Situação precária de ponte rural preocupa moradores

reclamação Prefeitura realizou serviço nessa segunda-feira. (Foto: Claudinho Coradini /JP)

Moradora da Zona Rural  de Ártemis, a dona de casa  Tatiane Andreia Micheline,  está indignada com a situa­ção precária da ponte que é  caminho para a casa dela e de mais um vizinho, além de  ser bastante utilizada por ca­minhões e treminhões que passam pelo local para ir à usina instalada nas imedia­ções. A ponte rural, que fica próxima do Clube dos Co­merciários, está danificada há mais de 15 dias.

“A situação piorou com a chuva do último final de se­mana e está afundando. A ponte é feita de tábua, pedra e cascalho e a água aumen­tou o buraco no local”, rela­tou Tatiane. Após ter sido procurada pela reportagem, a prefeitura informou, por meio do CCS (Centro de Co­municação Social), que téc­nicos da prefeitura estive­ram no local ontem (7) e  confirmaram a necessidade de manutenção em parte da ponte, que é de responsabi­lidade da municipalidade.

Segundo a prefeitura, o problema foi causado, pro­vavelmente, pela passagem de um veículo excessivamente pesado, o que não é comum naquele local, con­forme estudo recente da Sema(Secretaria Municipal de Agricultura e Abastecimen­to). Na segunda-feira (10), os serviços serão realizados e a previsão de conclusão é de dois dias, se não chover.  Após os serviços, a ponte se­rá liberada à capacidade ha­bitual de tráfego. A prefeitu­ra também ressalta não ter registro de reclamação so­bre o problema e diz que o conhecimento foi por meio do JP, motivo pelo qual o serviço não foi providencia­do anteriormente.

CAMINHO — A ponte danificada fica perto do ca­navial, no sentido Piracica­ba/São Pedro, pela rodovia Geraldo de Barros (SP-304). Tatiane Micheline afirma que sem a manutenção do local, após o vizinho dela ter ido pessoalmente reclamar na Prefeitura, a saída foi co­locar terra no buraco. “Dis­seram para ele que a respon­sabilidade pelo conserto é da usina.

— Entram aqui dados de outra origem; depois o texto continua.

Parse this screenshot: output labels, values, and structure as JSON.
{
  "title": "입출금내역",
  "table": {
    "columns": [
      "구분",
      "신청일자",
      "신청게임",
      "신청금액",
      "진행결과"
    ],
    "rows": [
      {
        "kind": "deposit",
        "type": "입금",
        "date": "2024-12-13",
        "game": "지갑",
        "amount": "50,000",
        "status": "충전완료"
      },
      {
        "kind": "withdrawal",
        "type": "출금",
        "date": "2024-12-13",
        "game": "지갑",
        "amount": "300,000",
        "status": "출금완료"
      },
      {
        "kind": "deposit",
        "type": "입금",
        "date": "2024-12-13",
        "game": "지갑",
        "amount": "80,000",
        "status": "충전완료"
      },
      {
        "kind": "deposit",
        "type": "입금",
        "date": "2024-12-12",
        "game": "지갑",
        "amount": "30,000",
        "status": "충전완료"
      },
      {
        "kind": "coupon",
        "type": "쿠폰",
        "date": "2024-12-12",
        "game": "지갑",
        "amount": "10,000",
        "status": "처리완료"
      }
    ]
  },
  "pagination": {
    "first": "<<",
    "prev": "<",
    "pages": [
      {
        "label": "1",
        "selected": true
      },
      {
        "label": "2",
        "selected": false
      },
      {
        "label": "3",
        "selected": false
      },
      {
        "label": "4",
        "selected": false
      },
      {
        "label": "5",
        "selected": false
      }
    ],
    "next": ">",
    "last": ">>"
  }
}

O único caminho alternativo que temos, fica
distante 10 quilômetros”, la­menta.
A reportagem do JP constatou que as estruturas de ferro, que são suportes da ponte, estão inclinadas na
cabeceira. Além das duas fa­mílias residentes do local, a ponte é utilizada por mora­dores de Santana e Santa Olímpia. O domador Josias Gomes dos Santos, que mo­ra em uma das proprieda­des, disse que socorreu um motorista que teve o carro preso à cabeceira da ponte.